I've had similar problems in the past - memory leaks due to shared_ptr cyclic references that went undetected for months.
Watch out for "caches". I have an object (let's call it "Factory") which handled out items ("Widget"). Widgets had the property of being A) Immutable, and B) Had a shared_ptr<Factory>
to its creator (it sometimes created other widgets, etc). Everything worked fine, until I added a Widget cache to Factory - since the Widgets were immutable, it made sense to cache them, to hand back the same Widget everytime it was requested. My cache was a cache of shared_ptr<Widget>
, so instant silent leak.

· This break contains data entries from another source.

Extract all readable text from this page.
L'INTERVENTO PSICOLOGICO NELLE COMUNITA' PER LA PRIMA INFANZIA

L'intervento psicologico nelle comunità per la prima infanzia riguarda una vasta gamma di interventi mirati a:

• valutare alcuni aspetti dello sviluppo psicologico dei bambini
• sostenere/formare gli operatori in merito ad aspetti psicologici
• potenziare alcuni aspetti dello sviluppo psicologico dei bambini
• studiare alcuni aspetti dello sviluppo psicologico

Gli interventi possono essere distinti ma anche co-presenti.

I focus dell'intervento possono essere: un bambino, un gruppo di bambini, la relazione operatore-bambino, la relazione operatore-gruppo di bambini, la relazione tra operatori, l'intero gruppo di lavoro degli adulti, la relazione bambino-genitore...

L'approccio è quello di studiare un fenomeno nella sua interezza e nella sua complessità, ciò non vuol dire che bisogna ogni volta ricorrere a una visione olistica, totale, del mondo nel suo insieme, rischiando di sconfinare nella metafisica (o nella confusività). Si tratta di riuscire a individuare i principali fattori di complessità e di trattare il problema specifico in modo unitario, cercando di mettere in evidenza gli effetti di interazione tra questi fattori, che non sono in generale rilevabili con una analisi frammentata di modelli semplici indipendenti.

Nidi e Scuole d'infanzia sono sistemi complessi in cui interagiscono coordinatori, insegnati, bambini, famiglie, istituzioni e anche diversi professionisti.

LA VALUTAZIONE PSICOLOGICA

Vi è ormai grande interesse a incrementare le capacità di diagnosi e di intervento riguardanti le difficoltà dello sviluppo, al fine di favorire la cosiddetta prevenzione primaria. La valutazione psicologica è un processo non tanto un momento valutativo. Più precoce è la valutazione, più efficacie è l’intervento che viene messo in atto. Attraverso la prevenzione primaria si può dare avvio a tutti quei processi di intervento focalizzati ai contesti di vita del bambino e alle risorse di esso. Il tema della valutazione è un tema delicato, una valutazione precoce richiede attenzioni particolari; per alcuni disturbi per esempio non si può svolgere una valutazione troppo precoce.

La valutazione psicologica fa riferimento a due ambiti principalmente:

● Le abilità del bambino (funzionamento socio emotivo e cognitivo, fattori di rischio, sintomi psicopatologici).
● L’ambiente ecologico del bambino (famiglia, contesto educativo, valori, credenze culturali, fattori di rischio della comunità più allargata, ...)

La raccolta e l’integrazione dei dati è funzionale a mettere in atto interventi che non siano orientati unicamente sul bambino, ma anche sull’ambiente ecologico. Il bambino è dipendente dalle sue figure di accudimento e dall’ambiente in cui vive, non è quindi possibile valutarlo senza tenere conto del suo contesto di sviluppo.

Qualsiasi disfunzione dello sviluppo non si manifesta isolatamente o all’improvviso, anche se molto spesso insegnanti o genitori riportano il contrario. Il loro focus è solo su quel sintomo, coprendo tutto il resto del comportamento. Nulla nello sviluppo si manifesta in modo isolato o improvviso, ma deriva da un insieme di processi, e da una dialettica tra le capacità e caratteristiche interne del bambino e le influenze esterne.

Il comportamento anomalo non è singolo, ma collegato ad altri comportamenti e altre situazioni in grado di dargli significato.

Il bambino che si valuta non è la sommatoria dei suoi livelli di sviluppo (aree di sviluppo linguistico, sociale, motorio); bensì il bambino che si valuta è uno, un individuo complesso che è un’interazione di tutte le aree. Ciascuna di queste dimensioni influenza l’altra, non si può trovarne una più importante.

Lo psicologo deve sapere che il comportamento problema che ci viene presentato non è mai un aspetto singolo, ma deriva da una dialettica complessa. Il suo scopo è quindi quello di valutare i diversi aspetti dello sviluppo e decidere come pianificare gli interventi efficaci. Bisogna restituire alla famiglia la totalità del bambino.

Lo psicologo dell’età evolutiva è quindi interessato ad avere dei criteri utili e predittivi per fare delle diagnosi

The fixes are obvious, so I won't go into them.
Ultimately I was able to lean on the platform I was using to detect such memory leaks from the CRT. Visual Studio's CRT has memory leaked detection and reporting, which I enabled in my test program to prevent regressions:
int main()
{
// code code code
// code code code
#ifdef _MSC_VER
_CrtSetReportMode( _CRT_WARN, _CRTDBG_MODE_FILE );
_CrtSetReportFile( _CRT_WARN, _CRTDBG_FILE_STDOUT );
_CrtSetReportMode( _CRT_ERROR, _CRTDBG_MODE_FILE );
_CrtSetReportFile( _CRT_ERROR, _CRTDBG_FILE_STDOUT );
_CrtSetReportMode( _CRT_ASSERT, _CRTDBG_MODE_FILE );
_CrtSetReportFile( _CRT_ASSERT, _CRTDBG_FILE_STDOUT );
_CrtDumpMemoryLeaks();
#endif
}
GCC probably has similar basic leak reporting, but I don't know what it is.